Interestingly, the data bear this out: babies learning two or more languages are far slower to use mutual exclusivity to attach novel labels to novel objects. In a 2009 study, psychologists Krista Byers-Heinlein of Concordia University and Janet Werker of the University of British Columbia found that 18-month-old bilinguals showed a weaker preference for mutually exclusive object labels than did monolingual babies—while trilingual infants (the show-offs!) seemed to have no preference at all.
A new study by the same researchers paints an even clearer picture. Twenty bilingual 18-month-olds repeatedly saw pairs of objects, some consisting of a familiar object—a shoe—paired with a novel one. Would the infants understand that the novel label goes with the novel object when asked, “Where is the nil?” The researchers, who’ve seen bilingual infants struggle with this task in the past, were fairly confident the answer would be no (and they were right).
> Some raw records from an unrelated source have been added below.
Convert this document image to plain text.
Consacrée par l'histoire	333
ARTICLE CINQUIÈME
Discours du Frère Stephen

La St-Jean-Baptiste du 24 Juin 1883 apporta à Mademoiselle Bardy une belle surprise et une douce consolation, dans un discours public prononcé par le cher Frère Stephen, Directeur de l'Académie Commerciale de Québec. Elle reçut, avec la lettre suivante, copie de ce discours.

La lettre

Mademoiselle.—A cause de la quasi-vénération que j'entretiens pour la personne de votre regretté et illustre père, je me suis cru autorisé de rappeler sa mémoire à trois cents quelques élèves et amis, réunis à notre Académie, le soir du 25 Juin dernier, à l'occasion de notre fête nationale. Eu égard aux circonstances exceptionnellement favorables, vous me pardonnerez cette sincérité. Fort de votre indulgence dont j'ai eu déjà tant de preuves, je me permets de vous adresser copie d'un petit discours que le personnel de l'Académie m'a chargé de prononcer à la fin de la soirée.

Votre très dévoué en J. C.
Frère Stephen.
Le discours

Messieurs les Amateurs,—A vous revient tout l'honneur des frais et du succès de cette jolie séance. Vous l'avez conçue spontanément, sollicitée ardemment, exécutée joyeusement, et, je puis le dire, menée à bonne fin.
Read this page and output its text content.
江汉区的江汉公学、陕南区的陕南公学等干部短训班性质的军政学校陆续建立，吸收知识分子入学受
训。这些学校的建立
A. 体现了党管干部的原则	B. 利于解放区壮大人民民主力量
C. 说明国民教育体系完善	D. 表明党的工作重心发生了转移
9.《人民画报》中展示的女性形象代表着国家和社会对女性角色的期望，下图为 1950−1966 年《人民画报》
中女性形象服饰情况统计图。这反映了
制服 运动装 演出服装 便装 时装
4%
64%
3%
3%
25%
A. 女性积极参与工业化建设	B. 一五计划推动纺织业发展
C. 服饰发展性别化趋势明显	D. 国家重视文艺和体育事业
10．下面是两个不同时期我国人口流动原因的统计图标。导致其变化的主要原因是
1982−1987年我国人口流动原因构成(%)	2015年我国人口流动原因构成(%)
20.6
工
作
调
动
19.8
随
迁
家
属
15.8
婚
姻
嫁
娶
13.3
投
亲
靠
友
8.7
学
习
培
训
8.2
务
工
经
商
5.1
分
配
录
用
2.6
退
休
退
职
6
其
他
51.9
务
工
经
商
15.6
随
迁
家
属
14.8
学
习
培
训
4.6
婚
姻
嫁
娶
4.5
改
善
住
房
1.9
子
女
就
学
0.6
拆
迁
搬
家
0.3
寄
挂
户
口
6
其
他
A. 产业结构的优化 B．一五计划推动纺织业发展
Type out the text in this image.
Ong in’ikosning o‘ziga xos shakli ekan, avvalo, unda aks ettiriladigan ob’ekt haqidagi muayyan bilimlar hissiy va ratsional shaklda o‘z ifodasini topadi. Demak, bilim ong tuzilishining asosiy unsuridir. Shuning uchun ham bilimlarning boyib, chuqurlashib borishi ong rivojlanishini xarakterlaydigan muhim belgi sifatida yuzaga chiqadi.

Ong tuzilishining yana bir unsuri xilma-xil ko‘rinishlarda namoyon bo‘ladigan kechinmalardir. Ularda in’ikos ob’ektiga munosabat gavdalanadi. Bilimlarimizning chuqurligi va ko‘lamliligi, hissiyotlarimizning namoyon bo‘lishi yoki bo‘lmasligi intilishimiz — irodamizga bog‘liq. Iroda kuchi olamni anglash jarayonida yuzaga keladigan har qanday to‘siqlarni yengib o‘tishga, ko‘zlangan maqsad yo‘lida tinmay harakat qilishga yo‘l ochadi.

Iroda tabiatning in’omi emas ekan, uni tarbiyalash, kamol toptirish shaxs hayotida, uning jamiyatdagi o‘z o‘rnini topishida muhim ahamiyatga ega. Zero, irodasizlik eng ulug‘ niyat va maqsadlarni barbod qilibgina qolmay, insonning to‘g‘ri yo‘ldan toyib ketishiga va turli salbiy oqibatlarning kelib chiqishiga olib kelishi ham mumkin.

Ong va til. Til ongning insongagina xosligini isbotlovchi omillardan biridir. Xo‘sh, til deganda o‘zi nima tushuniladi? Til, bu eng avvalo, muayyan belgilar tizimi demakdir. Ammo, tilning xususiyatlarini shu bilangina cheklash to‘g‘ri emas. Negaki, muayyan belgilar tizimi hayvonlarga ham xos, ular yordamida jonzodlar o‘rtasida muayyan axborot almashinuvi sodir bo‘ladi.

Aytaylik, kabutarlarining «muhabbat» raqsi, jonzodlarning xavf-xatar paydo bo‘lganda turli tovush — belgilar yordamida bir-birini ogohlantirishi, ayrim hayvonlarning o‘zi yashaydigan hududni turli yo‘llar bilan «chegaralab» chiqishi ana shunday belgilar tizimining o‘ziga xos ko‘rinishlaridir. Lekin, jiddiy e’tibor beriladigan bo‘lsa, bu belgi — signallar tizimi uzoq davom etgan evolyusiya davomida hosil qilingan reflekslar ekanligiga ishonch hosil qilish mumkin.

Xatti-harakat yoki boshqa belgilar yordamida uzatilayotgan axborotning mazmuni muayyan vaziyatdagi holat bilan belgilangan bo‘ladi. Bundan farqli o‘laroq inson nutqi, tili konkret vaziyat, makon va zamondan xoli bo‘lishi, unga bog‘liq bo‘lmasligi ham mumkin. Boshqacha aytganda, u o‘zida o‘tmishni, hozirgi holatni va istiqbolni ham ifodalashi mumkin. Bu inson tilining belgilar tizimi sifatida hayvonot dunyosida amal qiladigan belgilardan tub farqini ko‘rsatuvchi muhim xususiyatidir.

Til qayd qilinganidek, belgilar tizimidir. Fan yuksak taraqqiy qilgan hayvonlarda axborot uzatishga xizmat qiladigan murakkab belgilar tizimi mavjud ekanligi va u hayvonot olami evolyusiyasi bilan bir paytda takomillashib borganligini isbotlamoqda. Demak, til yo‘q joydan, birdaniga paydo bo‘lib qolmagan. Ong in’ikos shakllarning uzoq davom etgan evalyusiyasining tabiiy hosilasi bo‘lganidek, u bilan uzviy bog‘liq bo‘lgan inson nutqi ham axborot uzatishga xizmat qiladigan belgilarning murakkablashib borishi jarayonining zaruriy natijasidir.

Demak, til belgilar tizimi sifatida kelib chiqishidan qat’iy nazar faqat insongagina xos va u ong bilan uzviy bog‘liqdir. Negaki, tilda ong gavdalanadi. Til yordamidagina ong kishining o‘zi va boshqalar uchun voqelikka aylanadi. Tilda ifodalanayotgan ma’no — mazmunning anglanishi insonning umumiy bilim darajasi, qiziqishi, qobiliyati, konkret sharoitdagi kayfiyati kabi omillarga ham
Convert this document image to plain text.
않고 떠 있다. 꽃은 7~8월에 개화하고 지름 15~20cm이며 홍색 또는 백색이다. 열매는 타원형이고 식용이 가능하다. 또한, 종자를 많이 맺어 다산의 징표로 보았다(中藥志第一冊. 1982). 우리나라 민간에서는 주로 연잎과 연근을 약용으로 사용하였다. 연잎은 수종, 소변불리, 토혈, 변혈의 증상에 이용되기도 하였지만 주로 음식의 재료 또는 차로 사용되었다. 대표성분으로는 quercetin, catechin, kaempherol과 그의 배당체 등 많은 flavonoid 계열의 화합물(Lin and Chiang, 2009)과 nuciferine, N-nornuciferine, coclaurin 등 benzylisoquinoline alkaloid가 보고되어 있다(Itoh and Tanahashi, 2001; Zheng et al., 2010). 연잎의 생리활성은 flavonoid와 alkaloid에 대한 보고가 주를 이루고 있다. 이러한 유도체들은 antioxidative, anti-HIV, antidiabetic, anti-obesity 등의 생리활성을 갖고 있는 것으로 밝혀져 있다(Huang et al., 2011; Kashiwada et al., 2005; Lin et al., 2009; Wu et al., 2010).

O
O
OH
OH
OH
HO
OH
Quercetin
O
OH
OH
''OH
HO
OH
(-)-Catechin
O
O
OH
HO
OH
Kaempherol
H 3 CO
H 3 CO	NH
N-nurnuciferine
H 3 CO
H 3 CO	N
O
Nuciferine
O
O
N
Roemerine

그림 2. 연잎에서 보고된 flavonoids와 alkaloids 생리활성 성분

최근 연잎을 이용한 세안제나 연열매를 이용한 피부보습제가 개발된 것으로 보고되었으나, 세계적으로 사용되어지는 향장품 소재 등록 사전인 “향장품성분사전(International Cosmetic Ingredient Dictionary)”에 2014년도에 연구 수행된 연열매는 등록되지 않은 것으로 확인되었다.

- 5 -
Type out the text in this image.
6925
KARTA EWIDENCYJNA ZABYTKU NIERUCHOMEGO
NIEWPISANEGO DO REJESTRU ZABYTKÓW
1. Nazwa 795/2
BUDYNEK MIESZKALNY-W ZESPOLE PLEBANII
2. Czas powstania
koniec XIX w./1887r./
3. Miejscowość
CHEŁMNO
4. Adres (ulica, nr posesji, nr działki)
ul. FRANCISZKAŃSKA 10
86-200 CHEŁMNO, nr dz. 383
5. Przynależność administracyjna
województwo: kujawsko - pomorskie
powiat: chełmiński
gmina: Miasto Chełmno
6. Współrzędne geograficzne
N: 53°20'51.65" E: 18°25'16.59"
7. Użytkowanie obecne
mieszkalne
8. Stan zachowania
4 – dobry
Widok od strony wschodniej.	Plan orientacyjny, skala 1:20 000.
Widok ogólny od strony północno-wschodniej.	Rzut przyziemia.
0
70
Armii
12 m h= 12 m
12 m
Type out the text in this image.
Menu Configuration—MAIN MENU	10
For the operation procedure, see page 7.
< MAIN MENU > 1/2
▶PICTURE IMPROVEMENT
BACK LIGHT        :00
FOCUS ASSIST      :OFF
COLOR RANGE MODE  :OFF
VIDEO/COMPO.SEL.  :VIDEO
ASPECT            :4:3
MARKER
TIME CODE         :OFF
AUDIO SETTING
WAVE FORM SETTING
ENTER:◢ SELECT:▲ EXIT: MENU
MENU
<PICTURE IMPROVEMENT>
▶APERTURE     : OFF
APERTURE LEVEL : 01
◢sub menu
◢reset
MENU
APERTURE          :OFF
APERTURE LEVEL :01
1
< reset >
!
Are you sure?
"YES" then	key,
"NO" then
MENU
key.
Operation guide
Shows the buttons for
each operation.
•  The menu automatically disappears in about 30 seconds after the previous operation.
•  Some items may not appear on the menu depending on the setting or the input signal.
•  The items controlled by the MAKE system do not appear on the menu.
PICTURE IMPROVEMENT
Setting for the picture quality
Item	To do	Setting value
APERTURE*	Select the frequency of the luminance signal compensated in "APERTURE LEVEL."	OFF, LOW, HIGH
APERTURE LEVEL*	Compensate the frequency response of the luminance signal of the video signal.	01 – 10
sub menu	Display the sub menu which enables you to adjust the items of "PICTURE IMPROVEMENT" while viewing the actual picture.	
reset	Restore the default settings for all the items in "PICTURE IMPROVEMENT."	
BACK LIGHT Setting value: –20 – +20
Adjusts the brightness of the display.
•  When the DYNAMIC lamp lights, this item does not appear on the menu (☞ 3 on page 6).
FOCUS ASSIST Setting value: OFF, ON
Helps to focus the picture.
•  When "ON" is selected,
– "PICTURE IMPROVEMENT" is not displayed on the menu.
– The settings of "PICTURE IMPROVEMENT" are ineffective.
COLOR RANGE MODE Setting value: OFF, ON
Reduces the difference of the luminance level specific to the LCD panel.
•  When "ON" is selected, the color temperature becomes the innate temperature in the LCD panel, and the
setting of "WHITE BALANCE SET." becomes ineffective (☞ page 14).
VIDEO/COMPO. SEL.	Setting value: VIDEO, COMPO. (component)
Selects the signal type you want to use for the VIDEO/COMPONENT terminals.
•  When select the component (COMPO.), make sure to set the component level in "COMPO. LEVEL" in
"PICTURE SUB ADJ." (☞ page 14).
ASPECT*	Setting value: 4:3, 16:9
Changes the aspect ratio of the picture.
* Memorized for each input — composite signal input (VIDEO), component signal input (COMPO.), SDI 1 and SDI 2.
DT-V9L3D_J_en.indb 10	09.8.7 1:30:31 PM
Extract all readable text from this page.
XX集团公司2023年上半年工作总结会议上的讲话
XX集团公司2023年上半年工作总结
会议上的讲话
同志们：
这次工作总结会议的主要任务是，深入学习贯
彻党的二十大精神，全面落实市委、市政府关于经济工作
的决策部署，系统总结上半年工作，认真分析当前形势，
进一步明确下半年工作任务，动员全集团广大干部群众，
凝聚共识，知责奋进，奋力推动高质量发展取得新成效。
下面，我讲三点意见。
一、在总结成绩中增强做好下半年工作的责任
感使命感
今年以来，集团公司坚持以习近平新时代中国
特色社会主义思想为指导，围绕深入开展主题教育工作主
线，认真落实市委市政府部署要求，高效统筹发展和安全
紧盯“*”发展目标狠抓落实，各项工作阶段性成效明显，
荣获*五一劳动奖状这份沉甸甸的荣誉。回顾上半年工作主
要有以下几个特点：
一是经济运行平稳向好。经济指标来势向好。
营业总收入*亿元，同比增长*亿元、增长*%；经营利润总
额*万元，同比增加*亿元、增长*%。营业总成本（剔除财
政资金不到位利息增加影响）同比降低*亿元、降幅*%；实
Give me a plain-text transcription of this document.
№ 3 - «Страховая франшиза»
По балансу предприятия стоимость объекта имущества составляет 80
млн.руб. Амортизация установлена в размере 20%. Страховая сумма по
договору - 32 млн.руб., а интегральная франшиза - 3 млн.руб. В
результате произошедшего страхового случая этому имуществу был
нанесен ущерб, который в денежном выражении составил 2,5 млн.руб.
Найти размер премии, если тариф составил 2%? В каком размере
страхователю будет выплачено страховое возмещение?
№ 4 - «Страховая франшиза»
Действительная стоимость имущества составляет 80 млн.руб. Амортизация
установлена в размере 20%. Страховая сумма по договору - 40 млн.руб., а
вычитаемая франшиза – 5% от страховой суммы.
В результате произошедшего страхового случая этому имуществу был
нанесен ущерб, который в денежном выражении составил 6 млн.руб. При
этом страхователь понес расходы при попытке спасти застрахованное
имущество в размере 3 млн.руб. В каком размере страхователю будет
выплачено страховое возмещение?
The researchers were really interested in whether some of the bilingual infants would struggle more than others. Specifically, would bilingual infants who had learned a large number of “translation equivalents”—that is, word pairs like the English word “dog” and the Mandarin word for dog, gǒu—be less likely to use mutual exclusivity than bilingual infants who knew fewer translation equivalents? This would confirm that babies only assume mutual exclusivity to the extent that “one-object, one-label” approximates the true state of affairs as they understand it. Sure enough, the researchers found just that.
Eventually, though, even bilinguals and multilinguals acquire mutual exclusivity, albeit of the more nuanced “one-object, one-label-per-language” variety. So where does mutual exclusivity come from then? Is it innate, a biological predisposition that manifests over time? Or is it a learned behavior? Oddly enough, this study doesn’t bring us much closer to an answer. Learning is clearly involved; it’s just not obvious what must be learned: To assume mutual exclusivity, or not to, at least not yet?